E n'este mesmo anno com quanto pareceu que El-Rei D. Affonso levou do reino tanto dinheiro, que por muito tempo lhe podera soprir, porém as despesas de soldos e outras necessidades sobrevieram em tanto crecimento, que a El-Rei conveio socorrer-se aos dinheiros dos Orfãos de seus reinos, e a outros muitos emprestidos particulares, e por seus officiaes foram logo tirados e levados a Castella. A cuja paga O dito Principe depois que reinou, por descargo d'alma de seu pai, como bom e piadoso filho satisfez quanto pôde com muito cuidado e amor.
CAPITULO CLXXXIII
_De como o principe cercou a villa d'Ougela, e a tomou, e da morte de João da Silva_
N'este mesmo anno no mez de Junho estando o Principe em Extremoz, Galindo, cavalleiro castelhano, e na extremadura de Castella bem aparentado, tomou salteada e por máo recado dos visinhos d'ella, a villa d'Ougela junto com Campo Maior, sobre que o Principe com a mais gente de pé e cavallo que foi possivel, e com algumas artilharias logo acudiu, e a cercou, em cujo cerco era do Principe capitão principal João da Silva seu Camareiro Mór, nobre fidalgo, e de mui conhecido e esprementado esforço.
E finalmente foi a villa assi afrontada, que aos contrairos que a tinham conveio com risco de suas pessoas partirem-se d'ella e livremente a leixarem. E em vindo o dito Galindo já sobre este concerto, com assaz de gente para recolher os seus que saissem do cerco, sahio a elle o dito João da Silva, e vindo cada um d'elles diante da sua gente de noite, pessoa por pessoa, por acertamento se toparam junto com a dita villa, e d'encontros tão mortaes se encontraram, que d'elles sós, falsadas as armas d'ambos, ambos morreram sem outro dano algum se receber de cada uma das ditas partes, e certo para um reino e para o outro a morte de taes dois homens, por sua nobreza e valentia foi muito sentida e triste, mas para suas honras e memorias assaz honrada e muito de louvar.
CAPITULO CLXXXIV
_De como o Principe indo vêr-se com El-Rei D. Affonso seu padre, foi por elle avisado da traição da ponte de Çamora, e se tornou de Miranda do Doiro_
El-Rei D. Affonso como disse veio invernar a Çamora, d'onde muitos portuguezes, e os mais sem vontade d'El-Rei se vieram a este reino, o qual desejoso de vêr o Principe seu filho, e ter com elle conselho sobre cousas que em tantas necessidades a seu estado e honra cumpriam, lhe escreveu, que logo o fosse vêr a Çamora, o que o Principe depois de prover as frontarias e cousas do reino com muita diligencia e obediencia logo cumprio. E sendo já em Miranda do Doiro aforrado, para d'ali com gentes d'El-Rei entrar seguramente, foi de mandado d'El-Rei avisado por o Chicorro, capitão dos ginetes que passou o Douro a nado, que se volvesse por causa da traição da ponte de Çamora, que foi brevemente n'esta maneira.
CAPITULO CLXXXV
_De como foi a dita traição, e da maneira que El-Rei D. Affonso sobre isto teve_
A dita ponte tem duas torres, uma na entrada da cidade, de que era alcaide um Pedro de Mazaregos, e outra da outra parte, que tinha um chamado Valdes, seu cunhado, dos quaes El-Rei fôra já avisado que se segurasse, porque contra seu serviço tratavam com El-Rei D. Fernando. O que El-Rei crendo que eram suspeitas falsas que d'elles lhe davam, não o quiz remedear.
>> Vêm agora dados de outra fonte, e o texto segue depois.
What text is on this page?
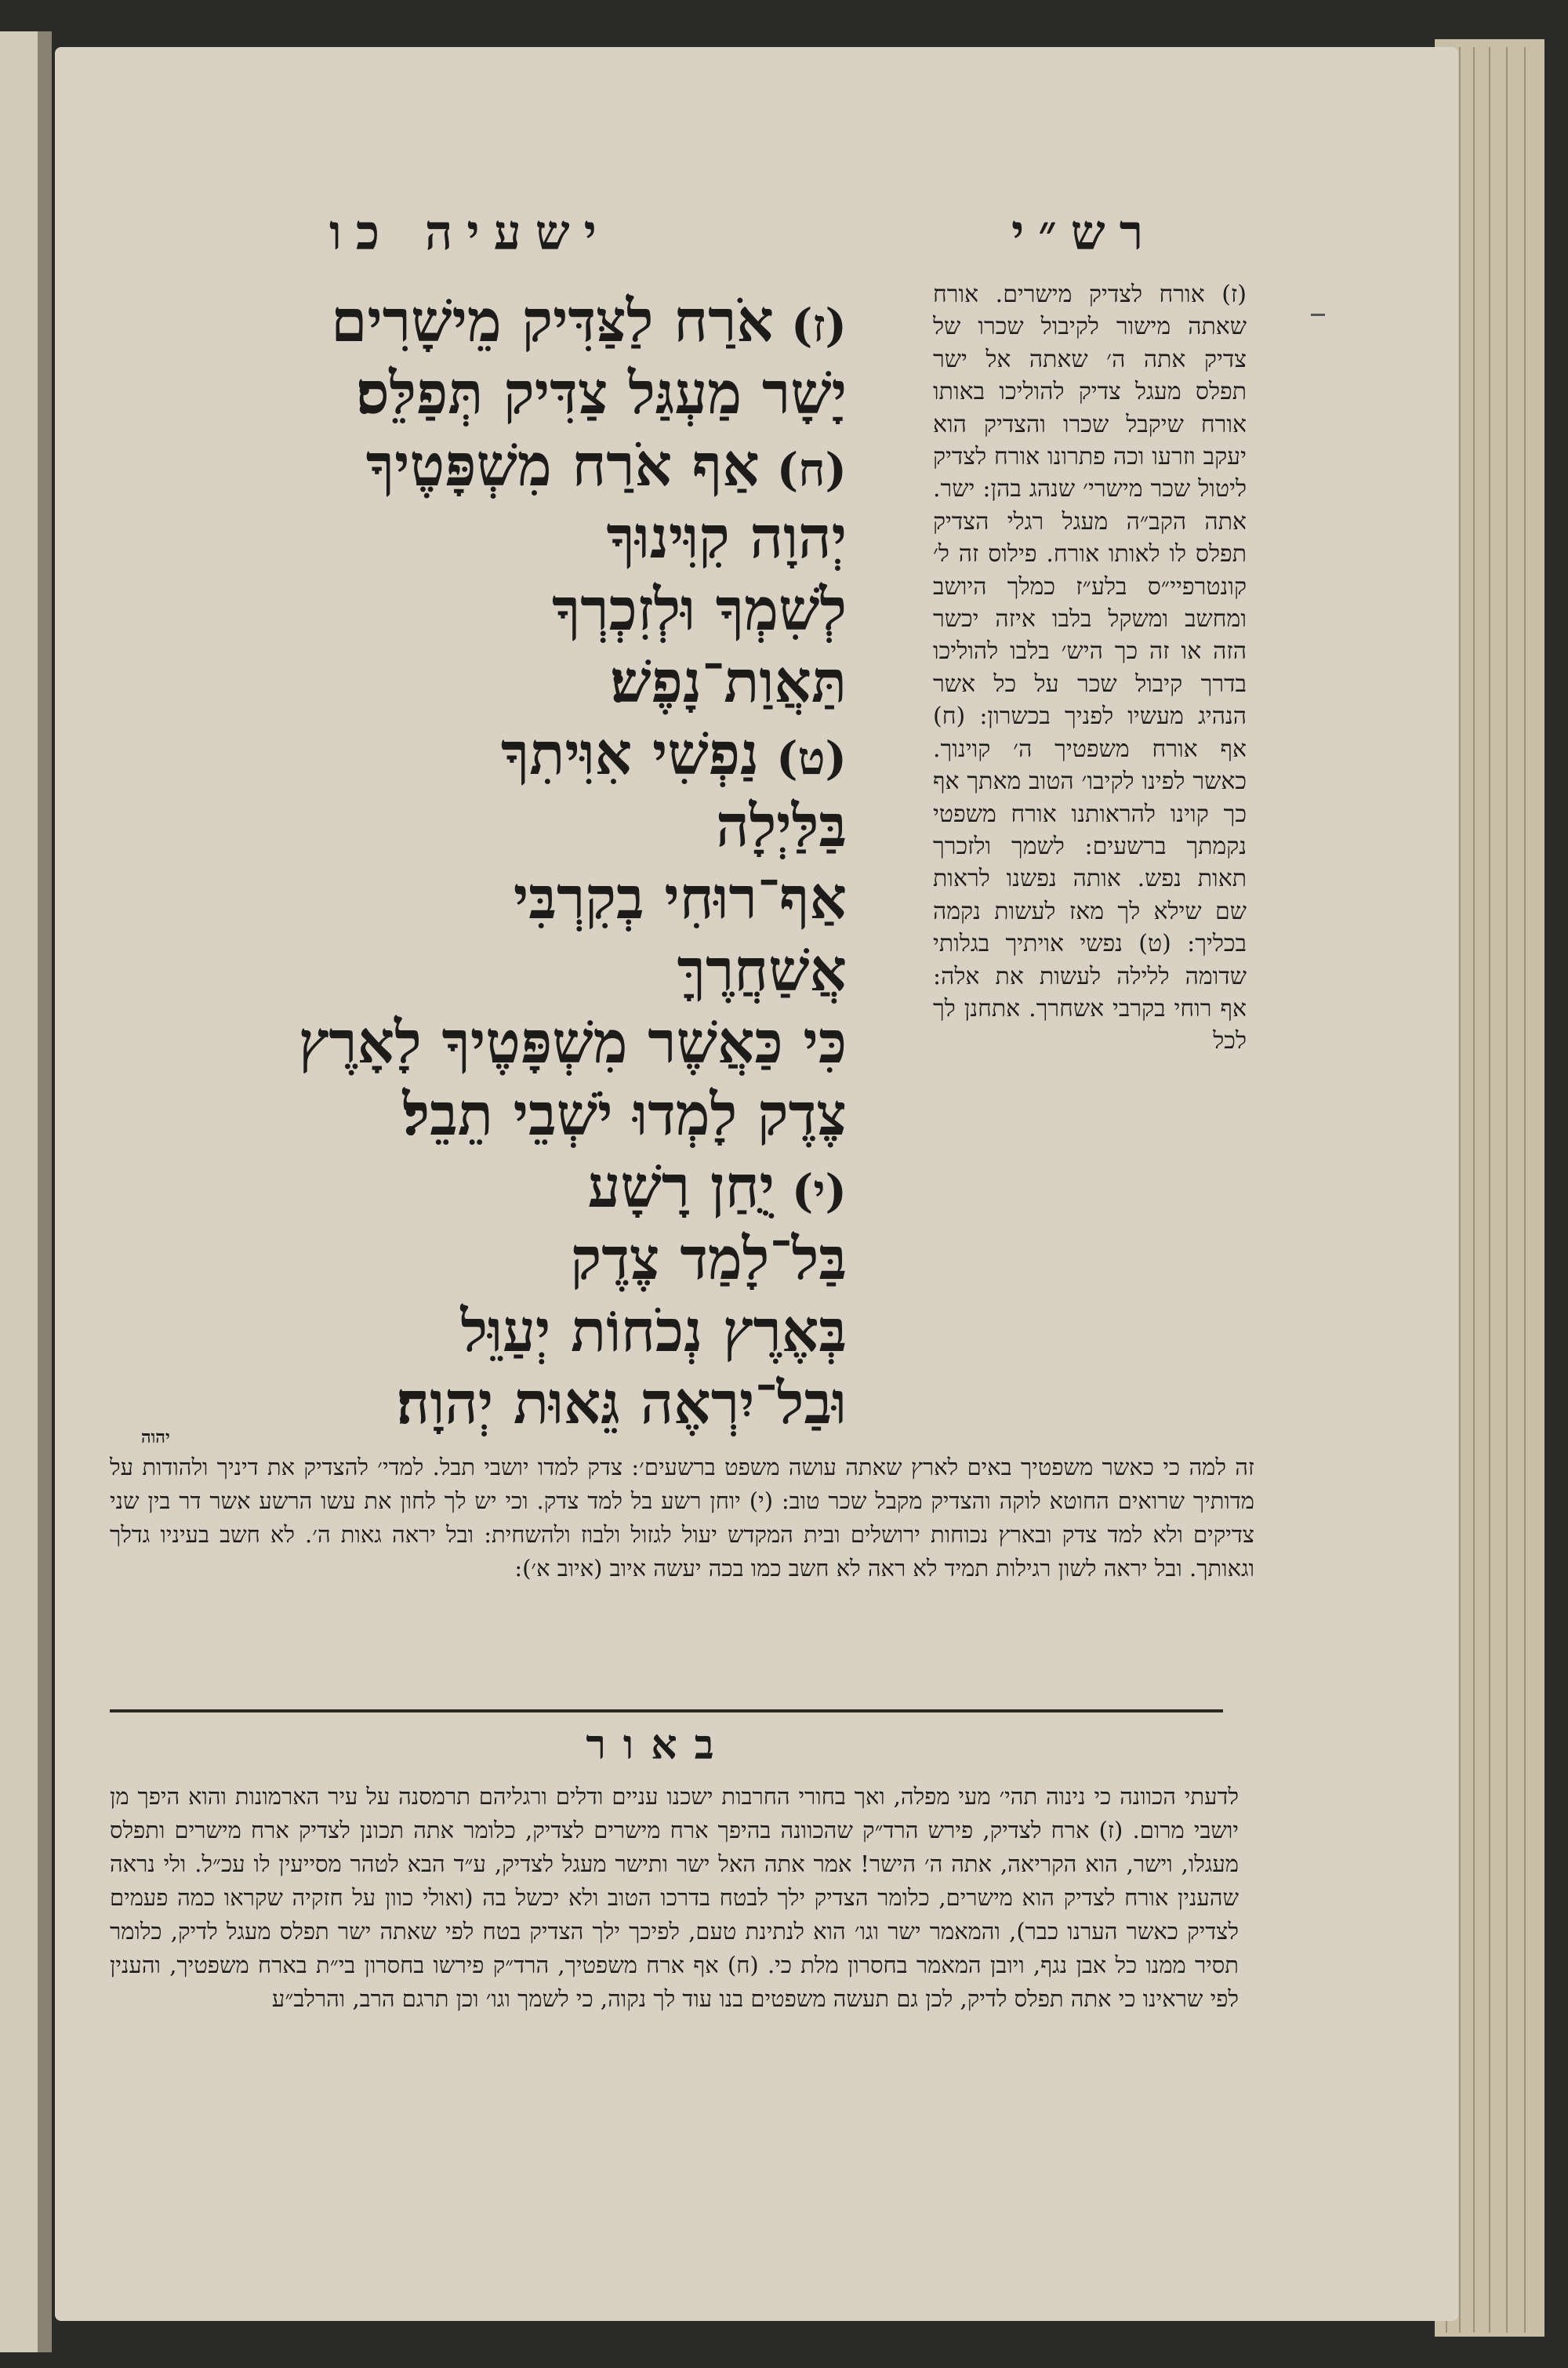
רש״י
ישעיה כו
(ז)אֹרַח לַצַּדִּיק מֵישָׁרִים
יָשָׁר מַעְגַּל צַדִּיק תְּפַלֵּס׃
(ח)אַף אֹרַח מִשְׁפָּטֶיךָ
יְהוָה קִוִּינוּךָ
לְשִׁמְךָ וּלְזִכְרְךָ
תַּאֲוַת־נָפֶשׁ׃
(ט)נַפְשִׁי אִוִּיתִךָ
בַּלַּיְלָה
אַף־רוּחִי בְקִרְבִּי
אֲשַׁחֲרֶךָּ
כִּי כַּאֲשֶׁר מִשְׁפָּטֶיךָ לָאָרֶץ
צֶדֶק לָמְדוּ יֹשְׁבֵי תֵבֵל׃
(י)יֻחַן רָשָׁע
בַּל־לָמַד צֶדֶק
בְּאֶרֶץ נְכֹחוֹת יְעַוֵּל
וּבַל־יִרְאֶה גֵּאוּת יְהוָה׃

(ז) אורח לצדיק מישרים. אורח שאתה מישור לקיבול שכרו של צדיק אתה ה׳ שאתה אל ישר תפלס מעגל צדיק להוליכו באותו אורח שיקבל שכרו והצדיק הוא יעקב וזרעו וכה פתרונו אורח לצדיק ליטול שכר מישרי׳ שנהג בהן: ישר. אתה הקב״ה מעגל רגלי הצדיק תפלס לו לאותו אורח. פילוס זה ל׳ קונטרפיי״ס בלע״ז כמלך היושב ומחשב ומשקל בלבו איזה יכשר הזה או זה כך היש׳ בלבו להוליכו בדרך קיבול שכר על כל אשר הנהיג מעשיו לפניך בכשרון: (ח) אף אורח משפטיך ה׳ קוינוך. כאשר לפינו לקיבו׳ הטוב מאתך אף כך קוינו להראותנו אורח משפטי נקמתך ברשעים: לשמך ולזכרך תאות נפש. אותה נפשנו לראות שם שילא לך מאז לעשות נקמה בכליך: (ט) נפשי אויתיך בגלותי שדומה ללילה לעשות את אלה: אף רוחי בקרבי אשחרך. אתחנן לך לכל

יהוה

זה למה כי כאשר משפטיך באים לארץ שאתה עושה משפט ברשעים׳: צדק למדו יושבי תבל. למדי׳ להצדיק את דיניך ולהודות על מדותיך שרואים החוטא לוקה והצדיק מקבל שכר טוב: (י) יוחן רשע בל למד צדק. וכי יש לך לחון את עשו הרשע אשר דר בין שני צדיקים ולא למד צדק ובארץ נכוחות ירושלים ובית המקדש יעול לגזול ולבוז ולהשחית: ובל יראה גאות ה׳. לא חשב בעיניו גדלך וגאותך. ובל יראה לשון רגילות תמיד לא ראה לא חשב כמו בכה יעשה איוב (איוב א׳):

באור

לדעתי הכוונה כי נינוה תהי׳ מעי מפלה, ואך בחורי החרבות ישכנו עניים ודלים ורגליהם תרמסנה על עיר הארמונות והוא היפך מן יושבי מרום. (ז) ארח לצדיק, פירש הרד״ק שהכוונה בהיפך ארח מישרים לצדיק, כלומר אתה תכונן לצדיק ארח מישרים ותפלס מעגלו, וישר, הוא הקריאה, אתה ה׳ הישר! אמר אתה האל ישר ותישר מעגל לצדיק, ע״ד הבא לטהר מסייעין לו עכ״ל. ולי נראה שהענין אורח לצדיק הוא מישרים, כלומר הצדיק ילך לבטח בדרכו הטוב ולא יכשל בה (ואולי כוון על חזקיה שקראו כמה פעמים לצדיק כאשר הערנו כבר), והמאמר ישר וגו׳ הוא לנתינת טעם, לפיכך ילך הצדיק בטח לפי שאתה ישר תפלס מעגל לדיק, כלומר תסיר ממנו כל אבן נגף, ויובן המאמר בחסרון מלת כי. (ח) אף ארח משפטיך, הרד״ק פירשו בחסרון בי״ת בארח משפטיך, והענין לפי שראינו כי אתה תפלס לדיק, לכן גם תעשה משפטים בנו עוד לך נקוה, כי לשמך וגו׳ וכן תרגם הרב, והרלב״ע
E no dia em que El-Rei havia de Çamora mandar a gente pelo Principe, foi certificado pelo doutor Pareja, corregador da cidade, já de noite, como gente grossa d'El-Rei D. Fernando sobre concerto da ponte era partida de Vilhalpando contra Çamora. E o trato era sabendo da vinda do Principe, que o leixassem com toda a gente meter e entrar na ponte, e que se levantassem contra elles, e cerrassem ambas as torres, e os matassem ou prendessem, e pela duvida que El-Rei D. Affonso contra os da ponte tinha já concebida, conveio sem mais esperar poer-se logo a cavallo. E sendo com elle o Arcebispo de Toledo e outros alguns, chegaram á ponte da parte da cidade, e mandou a Pedro de Mazaregos que logo abrissem a torre e lhe viesse fallar, o qual se escusou d'isso com taes palavras e mostranças, por que El-Rei e os que com elle iam, claramente conheceram ser traição. E como cousa já danada, logo assi de noite como iam sem mais outro acordado proposito, tentaram de por força tomar a ponte, mas pela forte resistencia e defesa que dentro houve, não poderam.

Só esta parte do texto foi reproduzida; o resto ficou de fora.